Omdat zij gevormd is naar het beeld en de gelijkenis van haar Heer, van Hem die zij op mystieke wijze haar bruidegom noemt omdat zij heel haar leven, haar waarheid, haar kracht in overvloed uit Hem alleen put en niets tekort komt, hecht de Kerk zich niet aan wereldse dingen. Evenmin verwerpt zij ze systematisch, of het nu gaat om filosofie of wetenschap, politiek of zeden, tradities of sociale ritussen. Ze heeft niets nodig, maar ze veracht ook niets, tenzij het slechte.

De Evangelies tonen ons dat Jezus trouw is aan de joodse wetten, in voldoende mate opdat nooit enig verwijt Hem zou treffen; maar het beperkte belang dat Hij er aan hecht, in de lijn van de profetische traditie, spreekt voor zich. Dezelfde onverschilligheid tegenover de joodse instellingen zien we bij de apostelen. Ze beoefenen alles wat nodig is en zelfs een beetje meer, om de zwakke zielen niet voor het hoofd te stoten, maar hun godsvrucht ligt elders.
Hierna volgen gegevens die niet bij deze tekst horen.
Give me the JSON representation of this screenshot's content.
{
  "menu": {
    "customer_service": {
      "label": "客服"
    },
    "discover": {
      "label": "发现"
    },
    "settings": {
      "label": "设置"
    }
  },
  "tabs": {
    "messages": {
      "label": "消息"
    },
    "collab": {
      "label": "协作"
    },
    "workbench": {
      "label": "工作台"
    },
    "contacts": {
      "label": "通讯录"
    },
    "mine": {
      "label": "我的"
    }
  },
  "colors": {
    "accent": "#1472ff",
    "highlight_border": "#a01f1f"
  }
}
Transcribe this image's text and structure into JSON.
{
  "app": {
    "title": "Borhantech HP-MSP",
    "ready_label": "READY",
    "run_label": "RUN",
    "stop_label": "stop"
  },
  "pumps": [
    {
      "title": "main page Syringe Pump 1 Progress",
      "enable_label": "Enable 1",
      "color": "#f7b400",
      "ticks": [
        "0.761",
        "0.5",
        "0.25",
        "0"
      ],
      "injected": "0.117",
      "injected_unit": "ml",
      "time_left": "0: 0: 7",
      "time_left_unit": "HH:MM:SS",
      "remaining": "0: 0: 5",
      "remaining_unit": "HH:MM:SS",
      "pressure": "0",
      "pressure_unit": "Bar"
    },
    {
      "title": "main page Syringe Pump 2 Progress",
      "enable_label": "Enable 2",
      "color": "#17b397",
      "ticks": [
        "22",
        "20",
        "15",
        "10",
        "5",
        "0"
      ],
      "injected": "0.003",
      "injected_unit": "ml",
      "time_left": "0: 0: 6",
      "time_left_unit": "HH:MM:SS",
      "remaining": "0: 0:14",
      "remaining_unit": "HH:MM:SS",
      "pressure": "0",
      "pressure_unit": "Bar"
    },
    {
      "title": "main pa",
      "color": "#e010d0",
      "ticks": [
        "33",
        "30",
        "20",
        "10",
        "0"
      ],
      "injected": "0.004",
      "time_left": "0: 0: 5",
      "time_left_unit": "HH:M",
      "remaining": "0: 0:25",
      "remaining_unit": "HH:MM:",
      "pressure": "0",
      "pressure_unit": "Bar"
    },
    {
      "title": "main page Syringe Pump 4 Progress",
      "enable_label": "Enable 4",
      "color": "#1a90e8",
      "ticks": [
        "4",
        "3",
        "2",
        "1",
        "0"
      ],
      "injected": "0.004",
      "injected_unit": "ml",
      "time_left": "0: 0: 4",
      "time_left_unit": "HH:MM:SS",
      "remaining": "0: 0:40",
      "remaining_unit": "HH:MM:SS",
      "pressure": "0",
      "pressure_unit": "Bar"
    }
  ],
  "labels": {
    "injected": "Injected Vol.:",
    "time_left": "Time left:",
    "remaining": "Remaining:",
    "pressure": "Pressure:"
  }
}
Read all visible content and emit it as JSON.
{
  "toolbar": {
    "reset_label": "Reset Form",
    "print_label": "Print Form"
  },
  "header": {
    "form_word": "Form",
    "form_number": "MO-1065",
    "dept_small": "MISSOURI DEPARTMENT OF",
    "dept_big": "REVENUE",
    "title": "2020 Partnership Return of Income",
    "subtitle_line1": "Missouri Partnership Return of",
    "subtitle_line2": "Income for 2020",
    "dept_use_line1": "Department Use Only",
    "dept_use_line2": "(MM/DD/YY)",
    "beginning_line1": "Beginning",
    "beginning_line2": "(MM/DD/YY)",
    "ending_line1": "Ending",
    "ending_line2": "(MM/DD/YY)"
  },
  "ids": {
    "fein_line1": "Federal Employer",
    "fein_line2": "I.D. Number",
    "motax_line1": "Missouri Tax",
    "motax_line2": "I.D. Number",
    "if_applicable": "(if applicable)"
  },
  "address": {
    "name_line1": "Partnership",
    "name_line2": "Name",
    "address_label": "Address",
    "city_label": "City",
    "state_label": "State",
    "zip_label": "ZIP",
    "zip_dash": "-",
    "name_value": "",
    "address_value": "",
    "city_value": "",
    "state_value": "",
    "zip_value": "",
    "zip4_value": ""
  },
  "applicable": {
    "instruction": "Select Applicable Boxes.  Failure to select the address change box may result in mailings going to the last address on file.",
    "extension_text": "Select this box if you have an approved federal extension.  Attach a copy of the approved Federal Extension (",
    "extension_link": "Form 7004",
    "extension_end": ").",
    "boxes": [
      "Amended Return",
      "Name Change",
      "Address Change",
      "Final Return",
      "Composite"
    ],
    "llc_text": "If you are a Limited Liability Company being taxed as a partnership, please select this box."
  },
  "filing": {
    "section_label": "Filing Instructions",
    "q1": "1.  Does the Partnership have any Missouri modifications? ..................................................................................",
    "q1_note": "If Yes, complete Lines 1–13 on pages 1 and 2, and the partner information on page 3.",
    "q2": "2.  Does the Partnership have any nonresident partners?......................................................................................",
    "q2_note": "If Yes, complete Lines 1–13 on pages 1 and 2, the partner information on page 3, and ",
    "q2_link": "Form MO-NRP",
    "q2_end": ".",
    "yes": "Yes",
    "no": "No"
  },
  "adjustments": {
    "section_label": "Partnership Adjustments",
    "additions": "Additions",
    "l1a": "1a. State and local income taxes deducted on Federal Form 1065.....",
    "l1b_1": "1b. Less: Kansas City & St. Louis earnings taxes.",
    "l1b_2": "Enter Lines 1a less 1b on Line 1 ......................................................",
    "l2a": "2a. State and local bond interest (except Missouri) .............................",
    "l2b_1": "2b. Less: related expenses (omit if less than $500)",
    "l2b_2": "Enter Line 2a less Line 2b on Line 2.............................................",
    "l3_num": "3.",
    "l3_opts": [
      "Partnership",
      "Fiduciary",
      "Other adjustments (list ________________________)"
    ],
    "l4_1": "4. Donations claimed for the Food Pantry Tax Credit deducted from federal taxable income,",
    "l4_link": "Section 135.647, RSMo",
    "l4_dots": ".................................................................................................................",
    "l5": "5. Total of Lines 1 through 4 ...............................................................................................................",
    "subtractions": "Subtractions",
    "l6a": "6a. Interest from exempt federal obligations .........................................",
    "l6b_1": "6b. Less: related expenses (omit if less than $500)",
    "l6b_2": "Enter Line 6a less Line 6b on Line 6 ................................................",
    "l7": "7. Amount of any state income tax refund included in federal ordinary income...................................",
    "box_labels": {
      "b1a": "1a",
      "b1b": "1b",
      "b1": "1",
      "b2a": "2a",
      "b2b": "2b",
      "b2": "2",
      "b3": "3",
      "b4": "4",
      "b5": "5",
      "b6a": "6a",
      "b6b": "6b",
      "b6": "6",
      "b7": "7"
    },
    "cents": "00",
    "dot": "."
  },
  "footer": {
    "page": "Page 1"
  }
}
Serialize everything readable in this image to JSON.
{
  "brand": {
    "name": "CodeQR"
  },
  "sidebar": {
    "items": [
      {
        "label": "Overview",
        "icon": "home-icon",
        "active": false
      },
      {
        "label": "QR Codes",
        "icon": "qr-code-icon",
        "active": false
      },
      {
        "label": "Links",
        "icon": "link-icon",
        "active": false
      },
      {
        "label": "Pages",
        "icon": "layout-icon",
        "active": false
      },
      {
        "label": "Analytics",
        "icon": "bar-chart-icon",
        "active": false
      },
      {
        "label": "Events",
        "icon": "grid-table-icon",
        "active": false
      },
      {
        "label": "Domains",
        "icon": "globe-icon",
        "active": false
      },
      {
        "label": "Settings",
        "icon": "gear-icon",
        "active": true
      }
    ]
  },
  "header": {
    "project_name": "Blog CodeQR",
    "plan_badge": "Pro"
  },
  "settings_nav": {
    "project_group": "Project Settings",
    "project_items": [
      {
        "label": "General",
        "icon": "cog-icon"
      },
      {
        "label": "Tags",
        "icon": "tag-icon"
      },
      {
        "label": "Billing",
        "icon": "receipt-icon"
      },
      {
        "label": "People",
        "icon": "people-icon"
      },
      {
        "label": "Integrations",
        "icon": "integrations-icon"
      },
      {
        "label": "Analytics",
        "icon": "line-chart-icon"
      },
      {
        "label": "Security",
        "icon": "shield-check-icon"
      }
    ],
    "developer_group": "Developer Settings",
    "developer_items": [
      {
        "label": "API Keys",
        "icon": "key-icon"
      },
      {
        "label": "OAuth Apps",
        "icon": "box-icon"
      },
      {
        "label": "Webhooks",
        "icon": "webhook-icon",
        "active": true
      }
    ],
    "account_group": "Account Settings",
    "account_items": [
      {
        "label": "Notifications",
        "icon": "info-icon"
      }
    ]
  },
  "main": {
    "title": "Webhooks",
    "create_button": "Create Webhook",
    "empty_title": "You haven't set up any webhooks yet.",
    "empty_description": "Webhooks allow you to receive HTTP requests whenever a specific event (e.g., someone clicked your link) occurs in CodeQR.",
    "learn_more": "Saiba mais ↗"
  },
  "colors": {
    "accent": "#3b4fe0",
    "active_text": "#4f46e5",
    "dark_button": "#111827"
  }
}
Het is overduidelijk dat al die voorschriften, riten en gebruiken voor hen waardeloos zijn. Kijk naar de wijsheid die Paulus aan de dag legt in het vraagstuk van het offervlees dat door de Corinthiërs werd opgeworpen (1 Cor 8-10): het eten van offervlees buiten afgodische handelingen om is geoorloofd, maar men doet het beter niet als men aanstoot zou geven aan medechristenen die (ten onrechte) menen dat het absoluut verboden is. Bewonder ook tot waar zijn inschikkelijkheid en zijn vredelievende geest reikt als hij bij zijn terugkeer naar Jeruzalem in 58 terechtkomt in een heuse kookketel van fanatisme (Hd 21). Sta stil bij zijn godsdienstige eerbied voor de hogepriester Ananias, die een vreselijke schurk was (22, 5)...

Welnu, de Kerk zal altijd zo tewerk gaan, met die mengeling van menselijke welwillendheid en superieure onverschilligheid waarin soms een dosis socratische ironie steekt, om de mensen te laten verstaan hoe ver hun bezighouden en uitvindsels verwijderd zijn van de goddelijke zaken. Herinneren we ons de toespraak van Paulus op de Areopaag van Athene (17, 22-31)... Maar de inwoners van Athene begrepen zijn ironie niet, evenmin als hun voorouders die van Socrates op prijs hadden gesteld!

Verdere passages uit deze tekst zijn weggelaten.